[Agda-dev] Using the size solver to get proto-cumulativity

[peio borthelle]

Hi, new here! This is a follow-up from irc (i'm lapinot).

So basically i wondered if it had already been investigated to give levels the same
kind of interface as the current sizes (and if it has, what are the pitfalls). To
explain a bit more what i mean, the crucial point is probably having a subtyping
relationship but only for levels. I guess it would look like:

postulate
  LevelUniv : LevelUniv
  Level : LevelUniv
  Level<= : Level -> LevelUniv
  lzero : Level
  lsuc : Level -> Level
  lub : Level -> Level -> Level

Together with a subtyping relationships `if a <= b, Level<= a <: Level<= b`, `if a :
Level, a : Level<= a` and `LevelUniv <: Set`. I guess that we could then create a
type of explicitely cumulative sets:

CSet : (a : Level) -> Set (lsuc a)
CSet a = Sigma (Level<= a) (\ b -> Set b)

Incidentally we could also get rid of the most annoying instances of `Lift`-hell that
arise when trying to give smaller than intended sets as parameters to some structure.

data Ugly (a : Level) : Set (lsuc a) where
  con : Set a -> Foo

-- throws in wrapping/unwrapping, clutters the output type (affects next definitions)
ugly : {a b} -> Set a -> Ugly (a lub b)
ugly X = con (Lift X)

-- no wrapping, clean interface
data Nice (a : Level) : Set (lsuc a) where
  con : {b : Level<= a} -> Set b -> Foo


Note that this whole thing may be actually hard if the generated constraints are hard
to solve, but until now i failed to see how they could be different than the one for
the sizes. There was some point about uniqueness of the solutions, i'm not sure how
this is handled by the sizes (is size uniqueness required?). Yet it might be pretty
reasonable to select the smallest solution.

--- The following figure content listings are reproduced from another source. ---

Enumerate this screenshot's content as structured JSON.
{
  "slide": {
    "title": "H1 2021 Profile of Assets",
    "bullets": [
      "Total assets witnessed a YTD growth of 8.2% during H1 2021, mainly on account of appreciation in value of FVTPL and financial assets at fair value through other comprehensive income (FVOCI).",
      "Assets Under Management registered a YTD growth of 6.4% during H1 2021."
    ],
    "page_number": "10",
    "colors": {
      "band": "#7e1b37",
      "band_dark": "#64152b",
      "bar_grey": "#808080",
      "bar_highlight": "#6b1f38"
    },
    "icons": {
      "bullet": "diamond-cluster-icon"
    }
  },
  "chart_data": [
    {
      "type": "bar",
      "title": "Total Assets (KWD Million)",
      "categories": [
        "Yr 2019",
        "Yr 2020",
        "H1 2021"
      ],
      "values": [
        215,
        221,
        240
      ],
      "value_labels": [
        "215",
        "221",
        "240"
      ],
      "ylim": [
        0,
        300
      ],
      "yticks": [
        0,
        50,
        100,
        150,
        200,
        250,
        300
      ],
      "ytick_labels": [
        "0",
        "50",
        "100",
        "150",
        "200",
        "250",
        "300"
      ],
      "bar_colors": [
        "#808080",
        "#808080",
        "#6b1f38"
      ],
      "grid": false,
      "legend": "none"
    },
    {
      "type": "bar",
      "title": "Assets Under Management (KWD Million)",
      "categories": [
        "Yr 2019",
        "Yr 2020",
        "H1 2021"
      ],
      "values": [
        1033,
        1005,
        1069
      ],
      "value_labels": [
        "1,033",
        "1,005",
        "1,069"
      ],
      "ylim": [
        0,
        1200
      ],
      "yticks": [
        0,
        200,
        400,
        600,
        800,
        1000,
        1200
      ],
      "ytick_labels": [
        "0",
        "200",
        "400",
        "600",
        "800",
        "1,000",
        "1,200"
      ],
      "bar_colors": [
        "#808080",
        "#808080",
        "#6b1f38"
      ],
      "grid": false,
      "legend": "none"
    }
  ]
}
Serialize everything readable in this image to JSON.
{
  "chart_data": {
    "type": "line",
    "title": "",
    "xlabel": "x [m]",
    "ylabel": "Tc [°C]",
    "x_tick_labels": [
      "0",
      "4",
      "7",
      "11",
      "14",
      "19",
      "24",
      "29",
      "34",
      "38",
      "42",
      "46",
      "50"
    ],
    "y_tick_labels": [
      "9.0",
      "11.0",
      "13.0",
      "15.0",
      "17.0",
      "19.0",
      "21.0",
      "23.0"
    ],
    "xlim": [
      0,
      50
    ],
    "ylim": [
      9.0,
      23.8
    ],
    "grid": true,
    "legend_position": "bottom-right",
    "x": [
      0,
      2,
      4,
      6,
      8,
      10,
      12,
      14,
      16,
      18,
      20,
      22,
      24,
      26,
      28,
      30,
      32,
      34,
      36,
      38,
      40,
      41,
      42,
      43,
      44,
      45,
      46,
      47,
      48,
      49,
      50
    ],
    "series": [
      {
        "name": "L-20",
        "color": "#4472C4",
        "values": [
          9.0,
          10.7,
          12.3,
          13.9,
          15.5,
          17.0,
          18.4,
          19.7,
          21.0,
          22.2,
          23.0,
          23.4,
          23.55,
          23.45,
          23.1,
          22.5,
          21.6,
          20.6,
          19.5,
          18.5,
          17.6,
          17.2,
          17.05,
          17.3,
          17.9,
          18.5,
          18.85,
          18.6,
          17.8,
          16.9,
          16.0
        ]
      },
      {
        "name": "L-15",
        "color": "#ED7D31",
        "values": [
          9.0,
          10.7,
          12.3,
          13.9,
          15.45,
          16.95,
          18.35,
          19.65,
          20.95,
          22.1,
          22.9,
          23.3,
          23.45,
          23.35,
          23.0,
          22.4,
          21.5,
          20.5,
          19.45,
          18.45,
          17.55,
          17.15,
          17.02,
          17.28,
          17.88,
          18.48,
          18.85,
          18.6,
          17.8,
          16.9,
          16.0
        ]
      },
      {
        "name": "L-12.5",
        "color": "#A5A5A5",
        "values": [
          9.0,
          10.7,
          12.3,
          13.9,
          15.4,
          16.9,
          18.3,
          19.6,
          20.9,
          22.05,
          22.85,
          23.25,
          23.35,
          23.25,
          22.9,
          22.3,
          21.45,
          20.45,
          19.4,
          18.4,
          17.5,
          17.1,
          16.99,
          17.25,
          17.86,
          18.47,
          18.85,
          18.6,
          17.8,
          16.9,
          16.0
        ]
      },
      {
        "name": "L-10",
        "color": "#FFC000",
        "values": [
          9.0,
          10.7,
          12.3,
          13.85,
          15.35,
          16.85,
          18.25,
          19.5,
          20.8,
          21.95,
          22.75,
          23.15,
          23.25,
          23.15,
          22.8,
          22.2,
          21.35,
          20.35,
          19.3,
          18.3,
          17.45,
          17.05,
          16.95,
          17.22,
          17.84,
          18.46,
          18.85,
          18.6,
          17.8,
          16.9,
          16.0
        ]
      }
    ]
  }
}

If this approach works, it may be interesting to unify sizes and levels to a more
abstract ordinal (heck we might even add `lim : (a : Ord) -> (Ord< a -> Ord) ->
Ord`!). I guess that nothing stops us from using the same type to index sets (which
is already a core language type, thus magic) and to help solving termination.

Cheers,
peio